Russian Pashka usually includes chopped candied fruits. I don’t care for them, and leave them out, but add them if you like. Special wooden Pashka molds are used in Russia that outline XB or XP that signify “Christ is Risen;” you can make the design yourself using toasted slivered almonds or bits of candied fruit. I use a 4-square-sided flowerpot; a round one works well, too. Farmer’s or pot cheese is used in Russia, not easily found here; whole-milk ricotta makes a worthy substitute.

  • 1 1/2 lb. whole milk ricotta
  • 1/4 lb. unsalted butter, softened
  • 1/2 c heavy cream
  • 2 egg yolks
  • 1/2 c sugar
  • 1/2 tsp. salt
  • 1 tsp. pure vanilla
  • 1/2 c. chopped candied fruit, optional, plus additional for garnish, optional
  • Lightly toasted slivered almonds for garnish, optional
Drain cheese in cheesecloth (T-shirt material works too) for 2 hours. When drained, mash the cheese and beat the butter

Heat the cream in a heavy pan until small bubbles start to form around edge of the pan.

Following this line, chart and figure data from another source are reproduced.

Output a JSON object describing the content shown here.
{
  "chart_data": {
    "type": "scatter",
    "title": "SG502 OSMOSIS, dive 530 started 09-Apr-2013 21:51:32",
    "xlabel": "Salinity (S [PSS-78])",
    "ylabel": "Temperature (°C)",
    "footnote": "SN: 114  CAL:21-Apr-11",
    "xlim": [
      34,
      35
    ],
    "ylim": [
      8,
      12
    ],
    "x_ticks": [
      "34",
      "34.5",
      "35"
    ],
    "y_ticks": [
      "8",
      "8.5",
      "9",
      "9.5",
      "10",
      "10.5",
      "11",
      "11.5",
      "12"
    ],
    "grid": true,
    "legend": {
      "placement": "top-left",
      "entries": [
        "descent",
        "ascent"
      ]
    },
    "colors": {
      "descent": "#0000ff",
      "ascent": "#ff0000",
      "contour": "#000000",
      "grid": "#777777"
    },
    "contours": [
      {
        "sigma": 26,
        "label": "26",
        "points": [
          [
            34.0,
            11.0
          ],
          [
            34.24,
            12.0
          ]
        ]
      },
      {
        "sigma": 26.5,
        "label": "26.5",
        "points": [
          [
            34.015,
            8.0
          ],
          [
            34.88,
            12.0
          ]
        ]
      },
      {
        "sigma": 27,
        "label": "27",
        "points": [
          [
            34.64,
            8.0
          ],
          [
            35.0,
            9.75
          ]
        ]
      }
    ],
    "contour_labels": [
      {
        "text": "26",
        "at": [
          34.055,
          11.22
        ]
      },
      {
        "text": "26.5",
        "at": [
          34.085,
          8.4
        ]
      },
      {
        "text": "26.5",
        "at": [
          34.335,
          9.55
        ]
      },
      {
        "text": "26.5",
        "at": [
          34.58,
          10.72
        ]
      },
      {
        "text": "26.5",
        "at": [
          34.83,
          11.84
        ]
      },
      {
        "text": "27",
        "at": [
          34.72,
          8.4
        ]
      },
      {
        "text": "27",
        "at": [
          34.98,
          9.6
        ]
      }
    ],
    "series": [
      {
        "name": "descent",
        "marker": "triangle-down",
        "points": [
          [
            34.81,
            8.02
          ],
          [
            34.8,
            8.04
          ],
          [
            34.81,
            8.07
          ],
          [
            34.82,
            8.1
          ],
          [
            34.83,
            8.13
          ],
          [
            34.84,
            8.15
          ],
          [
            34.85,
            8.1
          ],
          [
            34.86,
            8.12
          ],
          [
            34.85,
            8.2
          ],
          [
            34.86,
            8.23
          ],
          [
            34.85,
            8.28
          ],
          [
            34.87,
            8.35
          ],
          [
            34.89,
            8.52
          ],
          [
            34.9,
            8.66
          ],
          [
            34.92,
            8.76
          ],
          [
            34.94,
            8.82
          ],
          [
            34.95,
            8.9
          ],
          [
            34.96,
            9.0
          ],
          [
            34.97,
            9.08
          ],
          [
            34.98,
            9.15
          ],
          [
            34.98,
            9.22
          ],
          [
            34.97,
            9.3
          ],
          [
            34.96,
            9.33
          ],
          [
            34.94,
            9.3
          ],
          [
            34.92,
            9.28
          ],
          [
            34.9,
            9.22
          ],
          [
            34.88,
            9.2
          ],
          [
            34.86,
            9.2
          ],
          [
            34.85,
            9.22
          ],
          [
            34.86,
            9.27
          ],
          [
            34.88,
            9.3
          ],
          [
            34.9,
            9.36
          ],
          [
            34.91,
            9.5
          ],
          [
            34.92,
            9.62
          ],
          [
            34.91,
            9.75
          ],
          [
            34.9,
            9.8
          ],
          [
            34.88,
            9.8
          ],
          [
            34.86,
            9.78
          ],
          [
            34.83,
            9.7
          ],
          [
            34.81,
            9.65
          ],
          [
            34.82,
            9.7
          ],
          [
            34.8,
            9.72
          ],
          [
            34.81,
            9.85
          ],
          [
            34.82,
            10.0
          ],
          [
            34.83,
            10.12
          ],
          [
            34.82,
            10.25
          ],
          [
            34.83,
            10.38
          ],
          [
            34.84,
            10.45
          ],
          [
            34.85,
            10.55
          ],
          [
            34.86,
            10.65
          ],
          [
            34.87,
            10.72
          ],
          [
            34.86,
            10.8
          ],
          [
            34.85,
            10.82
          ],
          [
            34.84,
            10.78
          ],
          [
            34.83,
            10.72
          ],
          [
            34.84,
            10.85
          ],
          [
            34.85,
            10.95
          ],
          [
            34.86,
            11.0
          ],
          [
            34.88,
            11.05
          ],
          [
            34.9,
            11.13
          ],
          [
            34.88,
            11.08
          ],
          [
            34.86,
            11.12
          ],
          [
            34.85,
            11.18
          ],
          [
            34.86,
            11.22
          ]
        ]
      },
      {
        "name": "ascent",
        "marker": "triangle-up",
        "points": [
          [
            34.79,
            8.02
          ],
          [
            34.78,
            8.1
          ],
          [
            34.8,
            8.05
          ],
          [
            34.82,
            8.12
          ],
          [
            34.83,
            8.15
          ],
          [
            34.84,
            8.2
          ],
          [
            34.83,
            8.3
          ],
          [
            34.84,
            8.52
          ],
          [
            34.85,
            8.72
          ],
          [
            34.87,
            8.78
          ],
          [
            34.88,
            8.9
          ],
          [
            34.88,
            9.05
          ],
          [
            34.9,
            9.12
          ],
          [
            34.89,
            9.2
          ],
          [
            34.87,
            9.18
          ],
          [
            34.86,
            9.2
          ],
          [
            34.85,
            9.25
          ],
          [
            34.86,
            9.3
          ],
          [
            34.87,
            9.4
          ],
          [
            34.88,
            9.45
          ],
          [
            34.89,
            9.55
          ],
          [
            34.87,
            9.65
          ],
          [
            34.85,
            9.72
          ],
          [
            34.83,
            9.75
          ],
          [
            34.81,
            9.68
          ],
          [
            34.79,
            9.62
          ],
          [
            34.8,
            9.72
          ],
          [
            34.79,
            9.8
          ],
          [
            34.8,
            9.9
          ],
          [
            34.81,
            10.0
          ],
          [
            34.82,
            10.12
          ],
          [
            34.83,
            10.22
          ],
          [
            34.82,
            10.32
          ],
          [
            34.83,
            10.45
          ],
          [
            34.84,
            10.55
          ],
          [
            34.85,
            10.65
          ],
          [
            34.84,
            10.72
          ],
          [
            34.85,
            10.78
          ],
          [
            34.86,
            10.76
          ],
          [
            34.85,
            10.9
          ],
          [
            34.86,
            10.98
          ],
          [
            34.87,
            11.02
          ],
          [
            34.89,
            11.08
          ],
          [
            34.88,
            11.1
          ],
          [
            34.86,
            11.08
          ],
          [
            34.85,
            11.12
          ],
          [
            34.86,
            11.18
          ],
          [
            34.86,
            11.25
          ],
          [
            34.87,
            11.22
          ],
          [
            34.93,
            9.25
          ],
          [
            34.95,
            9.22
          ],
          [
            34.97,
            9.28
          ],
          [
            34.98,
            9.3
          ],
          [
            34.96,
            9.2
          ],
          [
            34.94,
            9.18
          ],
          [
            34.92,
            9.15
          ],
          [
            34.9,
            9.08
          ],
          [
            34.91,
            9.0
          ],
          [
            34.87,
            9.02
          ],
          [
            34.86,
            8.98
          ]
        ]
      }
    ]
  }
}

In a mixing bowl, beat the egg yolks and sugar with a whisk or mixer until thickened and a ribbon falls from the whisk. Stirring constantly, add the hot cream in a thin stream to the egg/sugar mixture, then return the mixture to the pan. Stirring constantly, cook over low heat until thickened. Do not allow to boil. When thick enough to coat a spoon, remove from heat, stir in vanilla and cool completely.

Thoroughly combine custard with the cheese/butter mixture and stir in the candied fruit if using.

Mixture may be placed in a cheesecloth-lined mold; then chilled, or chilled first and then shaped with a spatula. May be made at this point several days ahead.

An hour or two before serving, unmold the pashka or shape it into a mound with a spatula. Garnish with toasted almonds or bits of candied fruit if desired.